Why opening state health plan can’t work

To the editor:

I read with interest Bob Sanders’ article concerning N.H. Rep. Jill Schaefer Hammond House Bill 617 (“Bill would open state health to businesses,” 2/13-2/26 NHBR). While I applaud her efforts, I think there may be some items within federal insurance law which may prove insurmountable.

One of the tenets of insurance law is that there be an insurable interest between the insuring parties. That situation is created by the interest an employer has to attract and retain employees through employee benefits plans, such as a health-care plan, a retirement plan or a life insurance plan.

The key element here is that there is an employer/employee relationship. Rep. Schaefer Hammond’s bill does not create this relationship, it merely allows an organization to buy into the state’s plan. While it makes sense that a state representative can join the state’s employee benefit plan because they are technically employees of the state, there is no reason the state can claim the relationship, and therefore provide the coverage without specific legislation. There is also an adverse selection danger here which is not beneficial to the plan financially.

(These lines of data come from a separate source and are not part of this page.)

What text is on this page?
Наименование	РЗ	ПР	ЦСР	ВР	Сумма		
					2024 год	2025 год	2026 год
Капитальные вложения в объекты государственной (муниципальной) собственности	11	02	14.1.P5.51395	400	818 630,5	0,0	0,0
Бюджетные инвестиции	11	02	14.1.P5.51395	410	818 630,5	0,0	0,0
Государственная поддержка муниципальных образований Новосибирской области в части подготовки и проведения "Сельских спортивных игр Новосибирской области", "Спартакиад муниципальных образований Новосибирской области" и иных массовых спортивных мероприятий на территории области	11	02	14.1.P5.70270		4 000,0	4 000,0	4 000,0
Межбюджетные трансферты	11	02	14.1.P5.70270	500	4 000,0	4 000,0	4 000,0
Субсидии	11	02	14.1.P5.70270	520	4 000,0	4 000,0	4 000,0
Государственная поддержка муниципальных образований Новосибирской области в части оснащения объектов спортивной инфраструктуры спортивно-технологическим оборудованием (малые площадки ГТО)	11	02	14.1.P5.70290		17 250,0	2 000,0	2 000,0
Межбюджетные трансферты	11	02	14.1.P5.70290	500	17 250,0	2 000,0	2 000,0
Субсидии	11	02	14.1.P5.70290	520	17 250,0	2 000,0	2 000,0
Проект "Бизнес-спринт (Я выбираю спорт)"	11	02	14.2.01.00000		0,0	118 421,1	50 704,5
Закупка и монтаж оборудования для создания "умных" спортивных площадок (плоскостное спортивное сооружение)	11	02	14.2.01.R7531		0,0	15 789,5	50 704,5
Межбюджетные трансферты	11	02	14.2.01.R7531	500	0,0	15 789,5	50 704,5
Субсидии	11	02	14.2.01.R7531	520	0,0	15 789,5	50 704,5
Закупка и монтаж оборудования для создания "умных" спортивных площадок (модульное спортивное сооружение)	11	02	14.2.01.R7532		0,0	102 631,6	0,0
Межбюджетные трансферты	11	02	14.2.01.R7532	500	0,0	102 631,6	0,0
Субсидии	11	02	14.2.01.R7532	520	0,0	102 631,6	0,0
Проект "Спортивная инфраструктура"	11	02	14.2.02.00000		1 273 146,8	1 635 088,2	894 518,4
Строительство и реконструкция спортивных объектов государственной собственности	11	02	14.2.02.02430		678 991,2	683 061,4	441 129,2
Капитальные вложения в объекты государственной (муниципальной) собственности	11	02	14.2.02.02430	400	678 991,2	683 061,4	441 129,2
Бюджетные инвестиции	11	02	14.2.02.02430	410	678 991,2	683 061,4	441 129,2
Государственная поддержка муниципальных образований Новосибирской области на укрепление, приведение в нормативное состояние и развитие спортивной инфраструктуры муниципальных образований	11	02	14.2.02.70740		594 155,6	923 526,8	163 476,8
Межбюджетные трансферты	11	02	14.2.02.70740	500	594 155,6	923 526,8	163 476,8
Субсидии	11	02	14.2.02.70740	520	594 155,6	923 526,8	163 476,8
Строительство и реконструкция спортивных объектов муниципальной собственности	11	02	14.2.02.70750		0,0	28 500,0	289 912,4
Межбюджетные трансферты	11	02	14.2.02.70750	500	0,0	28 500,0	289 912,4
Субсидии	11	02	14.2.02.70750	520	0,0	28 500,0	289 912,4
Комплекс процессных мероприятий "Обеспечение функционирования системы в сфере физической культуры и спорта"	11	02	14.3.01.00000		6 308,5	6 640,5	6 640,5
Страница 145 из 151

Second, and more importantly, the state benefit plan is a large-group self-insured plan. In order to legally allow non-related entities to join the same benefit program, the plan must be changed to a Multiple Employer Welfare Association, or MEWA. By definition, all MEWAs are fully insured, based upon the small group underwriting platform and administered by a third party organization that is already in existence, and not specifically created to establish the insurance program.

In this case, the state cannot administer its own plan, it would have to fully fund the medical claim reserves, which is a tremendous financial burden, and change its rich negotiated benefit plan to the more rigid small group plans. I am not sure the labor unions would agree to this.

The only way to get this done is by federal action. It cannot be done by state legislation alone. I do not see the federal government moving in this direction anytime soon.